BIA chief information officer Dom Nessi, a former TAAMS project manager, acknowledged that the bureau has serious data integrity issues caused by decades of neglect by managers who failed to properly maintain data input techniques. Nessi, who began his job in April, is the bureau's first CIO.

'There were no upfront edits, no system auditing, no configuration management and no data integrity policies,' he said. 'This situation occurred over the past 30 years. And this work has to be done. But it isn't going to happen overnight.' But, Nessi added, TAAMS works and will improve data management at BIA.

In her statement, Infield said TAAMS was poorly planned, contractors without proper security clearances had access to classified information, and the move to Reston jeopardized critical information. In an e-mail document attached to her affidavit, she also attacked individual federal workers, including Nessi, whom she said did not have adequate experience to manage the TAAMS project.

Infield did not work for Nessi but was peripherally involved in the TAAMS project and sat in on numerous meetings.

Legal attacks have been launched on 17 midlevel federal systems workers, creating a frustrating work environment, Nessi said. Attorneys involved in the lawsuit against Babbitt have sent legal documents to federal workers' homes on weekends, upsetting family members, he said.

Interior and BIA officials are aware of initial development and oversight problems with TAAMS, Nessi said. GAO in April of last year criticized the bureau's implementation of TAAMS and concluded the project lacked management and needed further analysis [GCN, Sept. 13, 1999, Page 1]. The Interior inspector general has also reviewed the system and recommended changes.

BIA has worked to respond to these recommendations, Nessi said. GAO plans to release a follow-up report this week, and Nessi said he expects to see good things in the new review.
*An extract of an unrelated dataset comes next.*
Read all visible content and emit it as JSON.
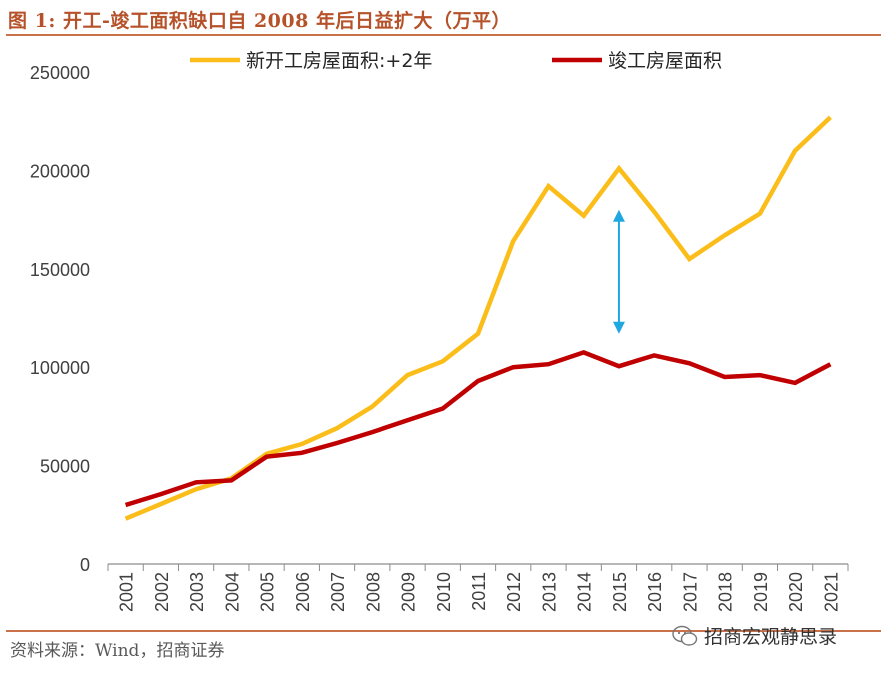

'When this is finally deployed, we will have one of the best title systems in America,' he said.

In her affidavit, however, Infield takes aim at the system, which replaces the bureau's Land Record Information System and the Integrated Records Management System, two legacy Cobol applications. LRIS is still running on some of the bureau's old IBM 3090 mainframes. IRMS is still in use, too, and runs on a Unisys Corp. ClearPath NX server.
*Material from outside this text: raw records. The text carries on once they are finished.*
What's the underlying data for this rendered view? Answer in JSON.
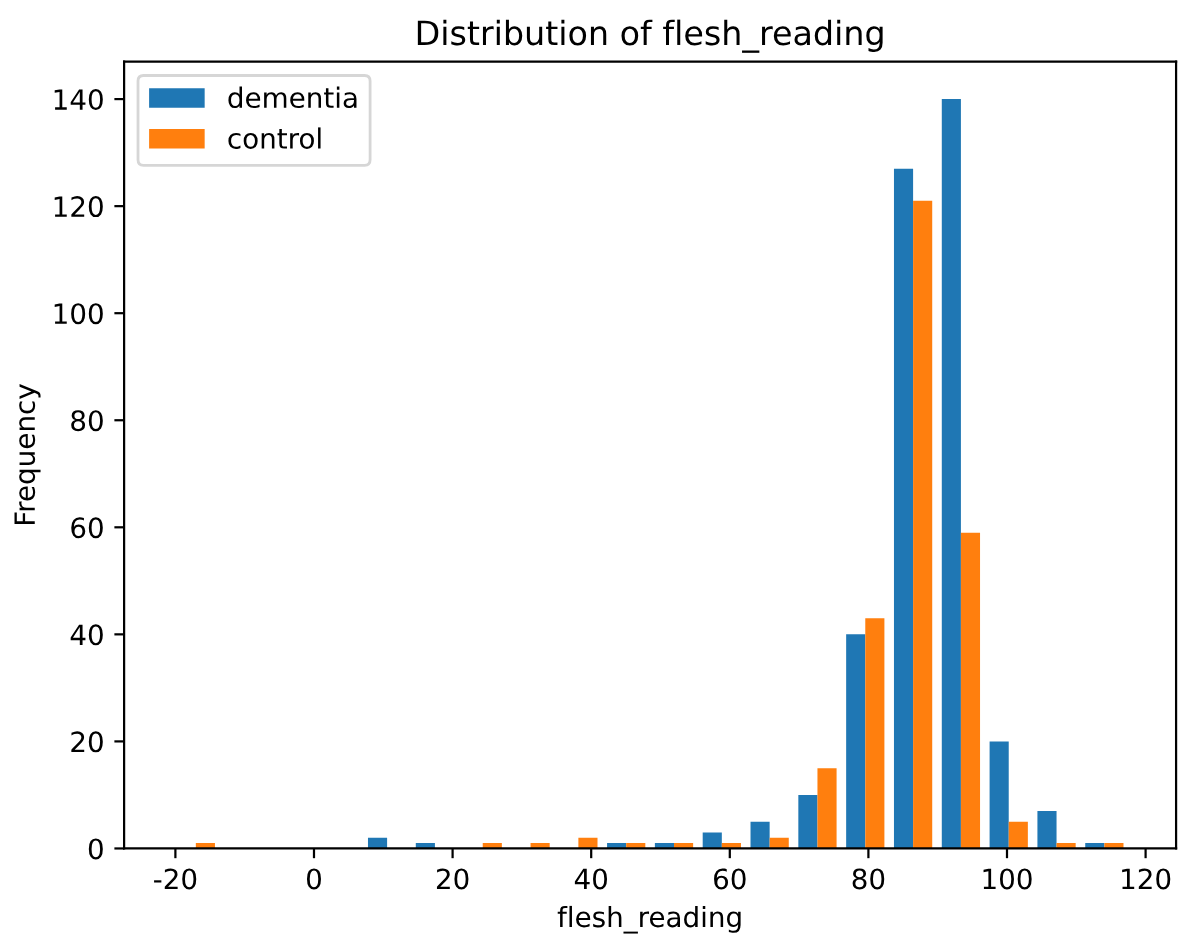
{
  "chart_data": {
    "type": "histogram",
    "title": "Distribution of flesh_reading",
    "xlabel": "flesh_reading",
    "ylabel": "Frequency",
    "bins": [
      -20.5,
      -13.6,
      -6.7,
      0.2,
      7.1,
      14.0,
      20.9,
      27.8,
      34.7,
      41.6,
      48.5,
      55.4,
      62.3,
      69.2,
      76.1,
      83.0,
      89.9,
      96.8,
      103.7,
      110.6,
      117.5
    ],
    "series": [
      {
        "name": "dementia",
        "color": "#1f77b4",
        "values": [
          0,
          0,
          0,
          0,
          2,
          1,
          0,
          0,
          0,
          1,
          1,
          3,
          5,
          10,
          40,
          127,
          140,
          20,
          7,
          1
        ]
      },
      {
        "name": "control",
        "color": "#ff7f0e",
        "values": [
          1,
          0,
          0,
          0,
          0,
          0,
          1,
          1,
          2,
          1,
          1,
          1,
          2,
          15,
          43,
          121,
          59,
          5,
          1,
          1
        ]
      }
    ],
    "xlim": [
      -27.4,
      124.4
    ],
    "xticks": [
      -20,
      0,
      20,
      40,
      60,
      80,
      100,
      120
    ],
    "ylim": [
      0,
      147
    ],
    "yticks": [
      0,
      20,
      40,
      60,
      80,
      100,
      120,
      140
    ],
    "legend": "top left"
  }
}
For a TAAMS pilot in Billings, Mont., staff members used Pentium PCs to connect via a frame relay network to the revised BIA records application hosted on two IBM AS/400 servers at a Texas data center run by Applied Terra Vision Inc. of Dallas.
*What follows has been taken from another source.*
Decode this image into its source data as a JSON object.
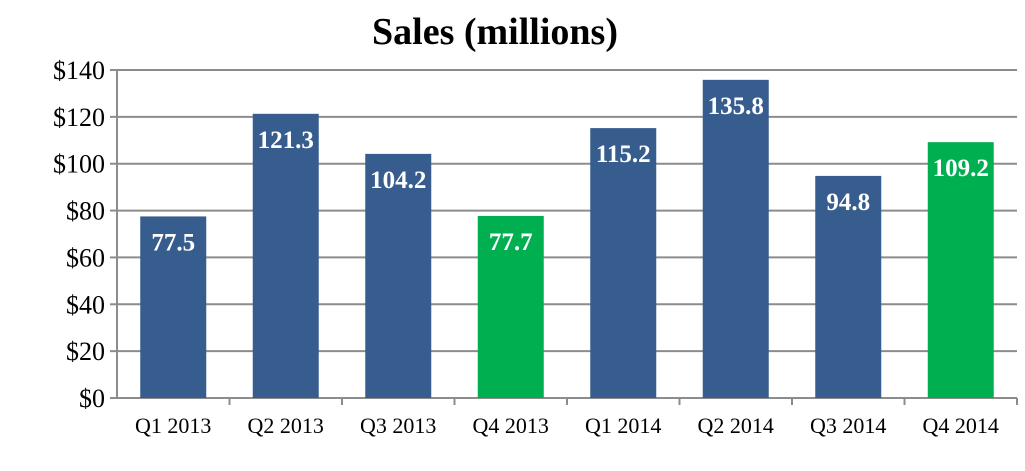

So far, the system has gone live at two additional bureau sites, in Anchorage, Alaska, and Anadarko, Okla. BIA will next deploy TAAMS at its Sacramento, Calif., office. The bureau estimates that the nationwide rollout will cost $60 million to $80 million and take four years.

Despite the deployment efforts, Infield maintained in her March 5 affidavit that TAAMS is a failure.

Following the filing of the Infield affidavit by Cobell's attorneys, the court initially issued a restraining order barring BIA from letting contractors access the systems' data until the bureau checked the security clearances of all contract employees. The agency spent the next 10 days approving security clearances, and the court then rescinded the restraining order.

Infield has not been at work since March 22, although she is still on BIA's payroll, bureau officials said. The bureau has granted her a leave of absence for health reasons.